For me, 90% of the time I am fine, and I have preventative measures in place for when bad spells hit – I have an active church life, I invest in my friendships, I have a dog, I have hobbies. And when the 10% hits, I keep on trucking with a healthy diet and good sleep. None of these things take the pain away. But I know I have to just keep walking through the suffering until the the suffering is done.

The key for me is Daniel 3:17-18 and 24-25:

“If we are thrown into the blazing furnace, the God we serve is able to deliver us from it, and he will deliver us from Your Majesty’s hand. But even if he does not, we want you to know, Your Majesty, that we will not serve your gods or worship the image of gold you have set up.”

“Then King Nebuchadnezzar leaped to his feet in amazement and asked his advisers, “Weren’t there three men that we tied up and threw into the fire?” They replied, “Certainly, Your Majesty.” He said, “Look! I see four men walking around in the fire, unbound and unharmed, and the fourth looks like a son of the gods.”

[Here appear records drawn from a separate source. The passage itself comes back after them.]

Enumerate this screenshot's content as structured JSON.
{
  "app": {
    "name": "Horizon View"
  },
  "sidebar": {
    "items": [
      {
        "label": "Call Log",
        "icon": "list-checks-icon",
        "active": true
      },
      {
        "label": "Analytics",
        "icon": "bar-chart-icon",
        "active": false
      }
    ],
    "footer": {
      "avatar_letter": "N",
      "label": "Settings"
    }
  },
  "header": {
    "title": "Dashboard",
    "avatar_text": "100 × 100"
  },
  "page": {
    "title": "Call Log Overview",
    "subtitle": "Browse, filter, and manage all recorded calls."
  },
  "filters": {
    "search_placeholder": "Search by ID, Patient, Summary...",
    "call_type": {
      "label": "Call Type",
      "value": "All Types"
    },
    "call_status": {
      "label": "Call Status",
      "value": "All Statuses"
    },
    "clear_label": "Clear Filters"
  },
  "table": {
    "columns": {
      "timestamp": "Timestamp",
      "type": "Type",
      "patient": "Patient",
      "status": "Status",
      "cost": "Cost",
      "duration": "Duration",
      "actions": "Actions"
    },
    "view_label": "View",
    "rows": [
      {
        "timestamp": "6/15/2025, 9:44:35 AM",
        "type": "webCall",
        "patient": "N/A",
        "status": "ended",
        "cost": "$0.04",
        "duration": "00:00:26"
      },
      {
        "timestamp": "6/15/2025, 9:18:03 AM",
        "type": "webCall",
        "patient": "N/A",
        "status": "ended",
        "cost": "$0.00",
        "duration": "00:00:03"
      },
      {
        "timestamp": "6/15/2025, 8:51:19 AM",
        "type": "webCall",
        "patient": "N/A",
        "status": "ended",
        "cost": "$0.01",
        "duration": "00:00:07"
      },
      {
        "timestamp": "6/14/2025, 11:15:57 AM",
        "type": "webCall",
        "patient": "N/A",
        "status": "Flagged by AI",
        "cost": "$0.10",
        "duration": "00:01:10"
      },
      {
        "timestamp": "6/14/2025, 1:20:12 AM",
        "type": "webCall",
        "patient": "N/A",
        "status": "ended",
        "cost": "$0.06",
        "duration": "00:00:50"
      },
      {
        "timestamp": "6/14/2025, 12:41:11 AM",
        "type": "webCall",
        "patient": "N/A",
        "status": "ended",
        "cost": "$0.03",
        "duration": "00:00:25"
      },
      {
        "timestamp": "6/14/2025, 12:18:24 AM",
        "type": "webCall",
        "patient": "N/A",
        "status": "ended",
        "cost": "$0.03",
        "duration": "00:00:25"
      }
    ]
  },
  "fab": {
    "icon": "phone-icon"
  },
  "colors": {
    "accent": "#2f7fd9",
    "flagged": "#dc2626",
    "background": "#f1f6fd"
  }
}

When we feel physical and emotional pain, the first thing is to acknowledge that we are in the fire. Second, we could turn to other gods to get us out of the fire. We could succumb to satan’s cheap temptations to ease the pain. We must resist. Third, even though we are in the fire, even though we are in the pain, God is with us. That doesn’t stop the pain from happening, but it means we are not alone even though we might feel it. He is the one who will keep walking with us in the midst of despair until we come out of the other side.

This is where faith works its hardest. It is also where God is working hardest for us. He placed people around us to help, he gave us words to express ourselves to him. He gave us the Bible to meet him where he communicates with his people. Jesus is our salvation and treasure and Lord. He has felt and experienced everything that we are feeling. He suffered. That is how we have the assurance that when we feel the emotional and physical pain of loneliness, that Jesus gets it, and has the most tender compassion on us.

God gave us the means to know him and love him and lean on him. Sometimes there is nothing to be done except to feel the feelings until they pass. We must sit in the pain and discomfort. We must live through the unpleasantness and distress, knowing that it is painful but sadly necessary, to get to the other side. But God did not leave us defenceless, or alone.